Very big thanks for the try, Gris, but for whatever reason, I'm only getting the soundtrack.
'Lineage'
The Minearverse 6: Fiery Thread of Death
[NAFDA] "There will be an occasional happy, so that it might be crushed under the boot of the writer." From Zorro to Angel (including Wonderfalls, The Inside and Drive), this is where Buffistas come to anoint themselves in the bloodbath. Oh, and help us get Terriers dvds!
it's that the squick is exponential for them to the point of not being watchable.
BINGBINGBINGBING
I mean, of course I get that this is supposed to be something squicky, and that the abusers are supposed to be bad guys. That's kinda the whole point. But after watching the trailer, I'm feeling less "I have some issues" and more "would like to take a bath now".
Also, if the show is trying to balance done-in-one episodes and an arc, I assume there is probably some in-show mechanism that limits the amount of time the characters can stay in any one ID. Otherwise, since the Actives cater to the rich, there are enough mega-rich out there that it would seem logical for one to simply buyout one of the Actives for months if not years at a time. But that would be boring fiction if a character went off to Dubai for six months putting the arc story into a holding pattern.
If there is an inherent limit to what any one Active could do, that would mitigate some of the squick, because then there are some mechanisms to safeguard them, rather than being completely at their client's mercy. Not much mitigation, but some...
there are enough mega-rich out there that it would seem logical for one to simply buyout one of the Actives for months if not years at a time.
I guess that depends on how expensive they are. They may be rare enough that only the mega-rich can afford to buy them for even short times.
Hrm...
A pilot is not wholly representative of a series, of course, but see how the first 'client' is portrayed, how he is dressed, the environments he is seen in and so on. I can buy that character is an Internet millionaire (hell, considering some of the character cues, I would even consider it likely) but a billionaire on the level of Gates? Probably not.
But this is off what, 90 seconds of footage that may not survive to broadcast? Who knows. (Well, some people know but that is not the point...)
It finally clicked this afternoon why the premise of the show was so familiar to me - the same thing happened to Molly in Neuromancer.
(The trailer is off YouTube but there are a bazillion copies out there already if you google "Dollhouse trailer." I found one here.)
Right now I can't tell what I think. The line that pings me the hardest is "It's cutting edge science in a house full of hot chicks!" It's one of those classic Jossy "I get a pass on this because I'm a feminist and it's therefore all ironic and shit, right?" lines that tends to make me wince.
And yeah, my take on the "they volunteered" aspect is that when you "volunteer" to have your memory wiped, it doesn't really matter what else it said on the contract at the time.
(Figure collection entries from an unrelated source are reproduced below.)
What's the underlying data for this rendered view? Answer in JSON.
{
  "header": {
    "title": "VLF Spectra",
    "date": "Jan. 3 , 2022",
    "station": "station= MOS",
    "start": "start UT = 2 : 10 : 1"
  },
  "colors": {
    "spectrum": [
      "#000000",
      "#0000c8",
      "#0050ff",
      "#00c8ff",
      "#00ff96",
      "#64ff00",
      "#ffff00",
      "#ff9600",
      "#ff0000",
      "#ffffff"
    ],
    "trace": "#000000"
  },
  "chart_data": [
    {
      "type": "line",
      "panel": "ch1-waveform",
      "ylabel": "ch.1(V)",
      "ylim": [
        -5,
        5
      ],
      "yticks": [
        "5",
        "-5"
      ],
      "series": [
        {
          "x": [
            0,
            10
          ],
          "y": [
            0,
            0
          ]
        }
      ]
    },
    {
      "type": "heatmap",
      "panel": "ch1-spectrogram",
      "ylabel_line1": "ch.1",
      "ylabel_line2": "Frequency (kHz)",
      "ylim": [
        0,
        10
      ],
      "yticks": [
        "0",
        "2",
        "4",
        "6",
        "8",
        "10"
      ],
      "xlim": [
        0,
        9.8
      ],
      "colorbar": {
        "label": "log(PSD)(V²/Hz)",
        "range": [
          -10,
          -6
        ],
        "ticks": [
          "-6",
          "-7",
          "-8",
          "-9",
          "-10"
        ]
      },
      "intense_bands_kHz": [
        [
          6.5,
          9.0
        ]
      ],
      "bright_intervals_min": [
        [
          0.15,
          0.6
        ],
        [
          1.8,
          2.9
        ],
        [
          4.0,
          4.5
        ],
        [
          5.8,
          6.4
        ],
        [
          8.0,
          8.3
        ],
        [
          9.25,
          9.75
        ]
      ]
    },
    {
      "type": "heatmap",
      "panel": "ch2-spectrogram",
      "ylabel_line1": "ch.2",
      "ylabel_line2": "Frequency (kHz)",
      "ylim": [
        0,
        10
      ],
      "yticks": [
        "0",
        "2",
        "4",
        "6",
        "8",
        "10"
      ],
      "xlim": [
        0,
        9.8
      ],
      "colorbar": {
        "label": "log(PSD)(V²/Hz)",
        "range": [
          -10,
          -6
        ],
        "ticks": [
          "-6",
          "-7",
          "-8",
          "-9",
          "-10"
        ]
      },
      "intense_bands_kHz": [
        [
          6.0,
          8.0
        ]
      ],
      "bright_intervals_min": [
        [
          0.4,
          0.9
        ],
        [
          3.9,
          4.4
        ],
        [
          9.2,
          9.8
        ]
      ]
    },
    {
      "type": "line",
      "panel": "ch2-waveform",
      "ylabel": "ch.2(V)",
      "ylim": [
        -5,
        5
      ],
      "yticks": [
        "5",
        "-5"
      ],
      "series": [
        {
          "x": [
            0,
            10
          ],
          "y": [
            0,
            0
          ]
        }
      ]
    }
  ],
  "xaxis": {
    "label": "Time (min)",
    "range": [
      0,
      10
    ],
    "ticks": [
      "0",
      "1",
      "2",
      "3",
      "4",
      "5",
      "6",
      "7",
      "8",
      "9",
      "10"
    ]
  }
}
You'd never know the difference. Is it not rape if you agreed to take the roofies?
I'm very happy to see Tahmoh Penikett playing one of the good guys. I don't think I could take evil Helo.
If there is an inherent limit to what any one Active could do, that would mitigate some of the squick
Not really, because it's the mind-wipey that bothers me, regardless of what the Actives are hired to do, or for how long.
"It's cutting edge science in a house full of hot chicks!"
That seemed like something Warren would say. Pretty much a villain. Bugs me big but in the "man do I hate that character now!" sorta way, which I think is pretty intended.
Tim, one of my concerns is that the whole set-up doesn't just read as exploitation, but of rape.
I've seen the phrase "Joss's mind wiped whores" used more than a few times to describe the show.
And I think you can't use rape as a metaphor for anything.
I'm somewhat reminded of the Buffy episode "Seeing Red" and the writing staff being tone deaf to the fact that even though Spike was a well-established murderer and torturer, the sight of him sexually assaulting Buffy obliterated all of the metaphoric aspects of a vampire.
I think there's some cinematic (televisual?) distance from screen death - enough that you can employ it metaphorically - but there isn't that distance from sexual assault.
Also, there's some concern that this is a bit of a blind spot on Joss' feminist resume with bad pings about the Geek Trio mind-controling Warren's ex, and the Buffybot, and the sexbot in Serenity, and even Inara to some degree. He's gone back to that theme several times and it hasn't gotten more illuminating or deconstructed the stereotype. It pings kind of icky.
Still, I'm intrigued by the show and the talent and the writers assembled. I won't be watching it with my litmus paper pressed to the screen. I will almost certainly watch the whole run. But I am afraid of the premise alienating a lot of its potential audience.
Hec, it's pinging me more as sexual abuse of children, rather than rape of an adult. For instance, the Actives have been described -- by Joss -- as being "childlike" when they live in the dollhouse between assignments.
Which is not to say that child sexual abuse is "worse" than rape of an adult, but there's a degree of extra-abhorrence in people who abuse children, given the children's lack of understanding about sexual matters in general.